I'm using WCF RIA services to construct most of the query on the Silverlight client and then the server adds some additional where clauses to the query as well.
I'm trying to figure out if there is a way to run the results of the query using an ASP.Net page which will format them and prompt the user to download the results (or print the results).
The only idea I've come up with is to save the IQueryable object as a variable on the server side and return the key back to the Silverlight page. Then pass the key to either Export.aspx or Print.aspx which would grab the results of the query and return them.
Any better ideas?
It seems like there must be a better way that I'm just not thinking of.
Answer: 1
Unfortunately there isn't a better approach, at least what I'm aware of. We have been looking into this for our Excel export in silverlight as well. We tried opening a new browser window with a url, but you cannot add any headers or PUT data, which is what we needed. So unless you can completely encode your query in the URL, this approach will not work.

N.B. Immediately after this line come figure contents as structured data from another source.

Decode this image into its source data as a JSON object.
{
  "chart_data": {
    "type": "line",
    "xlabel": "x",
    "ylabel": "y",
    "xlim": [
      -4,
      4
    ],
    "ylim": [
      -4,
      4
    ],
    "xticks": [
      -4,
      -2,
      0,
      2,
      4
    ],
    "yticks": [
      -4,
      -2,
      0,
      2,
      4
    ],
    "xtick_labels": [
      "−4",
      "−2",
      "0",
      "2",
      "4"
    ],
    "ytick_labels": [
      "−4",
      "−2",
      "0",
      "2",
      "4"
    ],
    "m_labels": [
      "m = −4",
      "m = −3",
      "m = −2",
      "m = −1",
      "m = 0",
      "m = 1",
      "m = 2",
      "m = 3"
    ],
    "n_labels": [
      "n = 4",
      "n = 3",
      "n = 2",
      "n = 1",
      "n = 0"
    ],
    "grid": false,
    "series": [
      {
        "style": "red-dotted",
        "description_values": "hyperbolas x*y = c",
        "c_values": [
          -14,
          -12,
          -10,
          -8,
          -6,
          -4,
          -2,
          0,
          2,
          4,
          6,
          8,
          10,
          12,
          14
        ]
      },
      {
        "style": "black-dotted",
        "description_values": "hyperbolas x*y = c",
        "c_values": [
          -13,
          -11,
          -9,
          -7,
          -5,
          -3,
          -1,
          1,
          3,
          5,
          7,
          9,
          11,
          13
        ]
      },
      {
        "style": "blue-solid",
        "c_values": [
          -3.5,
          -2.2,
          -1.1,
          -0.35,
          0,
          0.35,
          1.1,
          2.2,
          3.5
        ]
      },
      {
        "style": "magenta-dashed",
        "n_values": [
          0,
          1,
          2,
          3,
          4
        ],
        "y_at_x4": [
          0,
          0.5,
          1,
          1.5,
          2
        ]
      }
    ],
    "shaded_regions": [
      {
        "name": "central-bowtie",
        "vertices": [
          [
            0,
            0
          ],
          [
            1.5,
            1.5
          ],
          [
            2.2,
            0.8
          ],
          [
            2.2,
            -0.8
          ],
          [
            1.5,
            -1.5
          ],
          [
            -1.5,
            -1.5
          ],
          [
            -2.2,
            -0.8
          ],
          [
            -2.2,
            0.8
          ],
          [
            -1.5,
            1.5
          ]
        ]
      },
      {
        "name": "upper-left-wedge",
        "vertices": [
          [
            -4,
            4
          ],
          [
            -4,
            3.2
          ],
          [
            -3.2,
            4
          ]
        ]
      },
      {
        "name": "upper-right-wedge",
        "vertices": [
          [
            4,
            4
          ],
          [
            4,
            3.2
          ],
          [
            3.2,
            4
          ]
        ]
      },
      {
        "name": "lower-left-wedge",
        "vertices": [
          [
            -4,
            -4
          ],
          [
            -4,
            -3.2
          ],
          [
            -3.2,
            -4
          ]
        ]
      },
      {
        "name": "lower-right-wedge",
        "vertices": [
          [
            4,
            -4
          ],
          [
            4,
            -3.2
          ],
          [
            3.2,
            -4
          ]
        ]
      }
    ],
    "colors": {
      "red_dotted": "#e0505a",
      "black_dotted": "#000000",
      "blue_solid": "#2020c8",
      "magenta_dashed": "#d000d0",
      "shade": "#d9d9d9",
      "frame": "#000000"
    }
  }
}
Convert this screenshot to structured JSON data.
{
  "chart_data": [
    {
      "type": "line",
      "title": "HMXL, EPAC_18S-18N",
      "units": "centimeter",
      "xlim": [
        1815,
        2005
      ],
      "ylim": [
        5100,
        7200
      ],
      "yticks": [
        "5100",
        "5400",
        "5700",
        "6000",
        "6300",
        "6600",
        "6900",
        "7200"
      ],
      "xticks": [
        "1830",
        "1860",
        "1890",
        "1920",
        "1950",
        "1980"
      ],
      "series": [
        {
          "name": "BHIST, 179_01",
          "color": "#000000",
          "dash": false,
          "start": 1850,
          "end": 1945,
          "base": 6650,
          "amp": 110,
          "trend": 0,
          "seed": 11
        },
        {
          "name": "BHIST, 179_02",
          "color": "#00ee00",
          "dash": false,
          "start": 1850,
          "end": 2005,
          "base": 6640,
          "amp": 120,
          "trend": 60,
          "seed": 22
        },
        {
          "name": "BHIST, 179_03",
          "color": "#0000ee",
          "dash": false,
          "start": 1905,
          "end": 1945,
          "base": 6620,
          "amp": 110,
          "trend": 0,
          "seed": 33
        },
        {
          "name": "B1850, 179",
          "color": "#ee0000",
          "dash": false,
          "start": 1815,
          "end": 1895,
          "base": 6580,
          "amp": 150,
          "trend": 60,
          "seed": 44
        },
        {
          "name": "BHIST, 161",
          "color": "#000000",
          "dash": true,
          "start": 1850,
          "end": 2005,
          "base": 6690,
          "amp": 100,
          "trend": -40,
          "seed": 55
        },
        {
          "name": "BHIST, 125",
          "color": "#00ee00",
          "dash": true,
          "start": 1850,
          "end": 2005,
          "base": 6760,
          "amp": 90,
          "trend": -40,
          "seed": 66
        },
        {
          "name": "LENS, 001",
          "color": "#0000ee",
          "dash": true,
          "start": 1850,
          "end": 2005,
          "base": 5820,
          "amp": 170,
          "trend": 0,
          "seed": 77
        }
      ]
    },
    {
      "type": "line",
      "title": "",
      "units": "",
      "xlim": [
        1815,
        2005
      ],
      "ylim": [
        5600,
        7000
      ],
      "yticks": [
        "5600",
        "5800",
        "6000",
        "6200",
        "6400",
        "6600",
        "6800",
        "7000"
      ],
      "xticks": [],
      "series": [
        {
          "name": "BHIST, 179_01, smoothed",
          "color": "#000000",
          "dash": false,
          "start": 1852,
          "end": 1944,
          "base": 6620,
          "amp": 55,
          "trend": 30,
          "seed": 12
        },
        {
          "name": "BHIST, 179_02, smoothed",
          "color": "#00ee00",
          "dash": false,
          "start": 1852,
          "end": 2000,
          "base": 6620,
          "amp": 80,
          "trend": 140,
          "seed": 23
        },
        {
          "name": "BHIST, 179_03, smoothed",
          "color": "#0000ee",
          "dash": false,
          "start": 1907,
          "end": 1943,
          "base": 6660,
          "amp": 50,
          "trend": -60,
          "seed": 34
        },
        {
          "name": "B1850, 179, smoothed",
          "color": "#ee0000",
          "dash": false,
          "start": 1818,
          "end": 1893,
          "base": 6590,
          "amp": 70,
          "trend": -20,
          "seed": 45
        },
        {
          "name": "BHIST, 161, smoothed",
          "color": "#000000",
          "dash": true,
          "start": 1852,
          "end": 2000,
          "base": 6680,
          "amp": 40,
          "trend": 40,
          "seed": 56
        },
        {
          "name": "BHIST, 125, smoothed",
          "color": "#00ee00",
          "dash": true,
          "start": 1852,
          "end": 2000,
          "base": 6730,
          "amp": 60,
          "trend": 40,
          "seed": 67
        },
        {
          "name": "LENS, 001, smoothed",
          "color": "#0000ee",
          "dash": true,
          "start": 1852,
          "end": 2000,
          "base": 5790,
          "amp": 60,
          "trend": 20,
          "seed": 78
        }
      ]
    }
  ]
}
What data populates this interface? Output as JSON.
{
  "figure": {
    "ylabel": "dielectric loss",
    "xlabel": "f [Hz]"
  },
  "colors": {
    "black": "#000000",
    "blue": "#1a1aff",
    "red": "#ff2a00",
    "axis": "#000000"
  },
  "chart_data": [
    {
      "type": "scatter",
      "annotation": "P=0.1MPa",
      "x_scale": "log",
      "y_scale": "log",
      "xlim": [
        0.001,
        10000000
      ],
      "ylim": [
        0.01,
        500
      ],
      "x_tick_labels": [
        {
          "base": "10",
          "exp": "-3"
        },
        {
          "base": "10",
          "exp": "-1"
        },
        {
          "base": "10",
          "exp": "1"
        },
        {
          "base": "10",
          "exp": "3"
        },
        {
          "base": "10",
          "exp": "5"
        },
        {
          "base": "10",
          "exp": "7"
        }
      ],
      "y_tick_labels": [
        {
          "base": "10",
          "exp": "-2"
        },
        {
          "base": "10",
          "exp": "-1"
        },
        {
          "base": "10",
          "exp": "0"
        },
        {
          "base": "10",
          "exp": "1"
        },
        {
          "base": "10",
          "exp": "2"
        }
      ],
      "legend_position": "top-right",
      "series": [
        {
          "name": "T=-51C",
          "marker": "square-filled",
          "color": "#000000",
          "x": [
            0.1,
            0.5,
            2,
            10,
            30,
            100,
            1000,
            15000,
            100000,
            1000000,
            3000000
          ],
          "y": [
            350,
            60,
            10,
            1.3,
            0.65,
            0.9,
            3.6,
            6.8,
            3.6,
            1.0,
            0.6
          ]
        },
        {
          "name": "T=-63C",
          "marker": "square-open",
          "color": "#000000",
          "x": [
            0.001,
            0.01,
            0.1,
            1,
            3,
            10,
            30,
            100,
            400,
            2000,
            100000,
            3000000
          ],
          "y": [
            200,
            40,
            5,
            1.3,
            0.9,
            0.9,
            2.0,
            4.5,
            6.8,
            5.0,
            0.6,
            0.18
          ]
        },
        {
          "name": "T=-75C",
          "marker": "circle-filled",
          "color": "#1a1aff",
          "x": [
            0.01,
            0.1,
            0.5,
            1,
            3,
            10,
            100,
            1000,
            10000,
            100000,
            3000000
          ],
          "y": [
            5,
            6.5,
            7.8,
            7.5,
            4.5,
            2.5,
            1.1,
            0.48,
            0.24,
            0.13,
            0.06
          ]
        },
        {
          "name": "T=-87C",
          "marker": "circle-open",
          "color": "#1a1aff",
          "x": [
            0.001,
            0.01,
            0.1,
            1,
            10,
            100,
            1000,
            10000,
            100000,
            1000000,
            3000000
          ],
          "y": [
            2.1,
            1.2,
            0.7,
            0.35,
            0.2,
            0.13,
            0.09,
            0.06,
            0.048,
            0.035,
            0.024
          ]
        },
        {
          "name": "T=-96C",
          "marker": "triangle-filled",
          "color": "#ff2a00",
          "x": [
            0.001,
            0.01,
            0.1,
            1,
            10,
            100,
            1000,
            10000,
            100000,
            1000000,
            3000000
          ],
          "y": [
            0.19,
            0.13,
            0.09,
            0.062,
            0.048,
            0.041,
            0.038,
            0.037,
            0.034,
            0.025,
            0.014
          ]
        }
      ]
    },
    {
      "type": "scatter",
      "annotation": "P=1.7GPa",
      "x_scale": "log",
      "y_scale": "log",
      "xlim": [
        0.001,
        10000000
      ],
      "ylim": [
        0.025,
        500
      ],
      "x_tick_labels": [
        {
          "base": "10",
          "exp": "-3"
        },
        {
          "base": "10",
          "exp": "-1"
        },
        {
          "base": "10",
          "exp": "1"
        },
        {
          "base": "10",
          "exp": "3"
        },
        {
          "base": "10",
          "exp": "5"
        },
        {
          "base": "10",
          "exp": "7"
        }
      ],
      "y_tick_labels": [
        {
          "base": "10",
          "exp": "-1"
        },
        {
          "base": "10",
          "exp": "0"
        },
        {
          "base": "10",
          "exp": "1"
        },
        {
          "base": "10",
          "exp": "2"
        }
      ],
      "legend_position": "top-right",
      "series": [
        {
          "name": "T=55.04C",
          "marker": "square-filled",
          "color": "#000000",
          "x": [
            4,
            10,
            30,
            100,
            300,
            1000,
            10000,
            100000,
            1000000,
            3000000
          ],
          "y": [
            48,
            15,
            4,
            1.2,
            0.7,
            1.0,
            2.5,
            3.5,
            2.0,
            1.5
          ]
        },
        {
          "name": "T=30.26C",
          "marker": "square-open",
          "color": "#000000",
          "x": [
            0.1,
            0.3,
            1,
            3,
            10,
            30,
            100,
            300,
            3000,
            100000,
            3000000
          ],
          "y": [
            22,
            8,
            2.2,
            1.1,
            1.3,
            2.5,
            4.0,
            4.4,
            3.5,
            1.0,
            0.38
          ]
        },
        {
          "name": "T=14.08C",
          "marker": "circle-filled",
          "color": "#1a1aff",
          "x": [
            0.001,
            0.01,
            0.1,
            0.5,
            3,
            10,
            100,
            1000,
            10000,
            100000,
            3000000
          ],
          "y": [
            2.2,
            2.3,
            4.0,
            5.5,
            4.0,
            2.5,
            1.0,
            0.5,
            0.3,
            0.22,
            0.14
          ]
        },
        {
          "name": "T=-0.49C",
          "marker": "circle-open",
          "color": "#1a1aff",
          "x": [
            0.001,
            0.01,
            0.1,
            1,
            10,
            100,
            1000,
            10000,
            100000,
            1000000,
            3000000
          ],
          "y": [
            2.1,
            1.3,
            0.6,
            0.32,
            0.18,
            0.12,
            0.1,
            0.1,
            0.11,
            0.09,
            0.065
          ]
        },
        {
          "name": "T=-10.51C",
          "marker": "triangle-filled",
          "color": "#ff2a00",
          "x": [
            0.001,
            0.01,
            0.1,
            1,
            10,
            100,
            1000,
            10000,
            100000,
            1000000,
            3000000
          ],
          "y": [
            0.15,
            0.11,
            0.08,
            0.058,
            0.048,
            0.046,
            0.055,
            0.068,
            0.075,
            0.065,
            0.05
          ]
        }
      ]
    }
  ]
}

The approach we will be implementing is to save the exported result in storage and return a key to this result, as you mentioned in your question.
On the other hand, it does allow for some nice features, like enabling sending a link to the resource. This of course pulls in all the head-aches of permissions etc.
by : Philipp Aumayrhttp://stackoverflow.com/users/1288539Answer: 2
I've successfully generated Excel files using ExcelLite on the client side. Then it is a matter of prompting the user with a Save File dialog. You can do this generically for datagrids. Outputting HTML is not much harder.
by : Chui Teyhttp://stackoverflow.com/users/34461Answer: 3
So I was finally able to do this after a lot of work and research. To make it work I had to use some of the WCF RIA Services internal classes (via decompile) on the Silverlight side to generate the proper query string to pass to the ASP.Net page. Then on the server side I had to decompile even more classes to parse the query string and turn it into a valid Linq query. Now it all works and I can run the query in the code behind and output the results as a file.
If anyone is interested let me know and I can try to share the gory details. Thanks!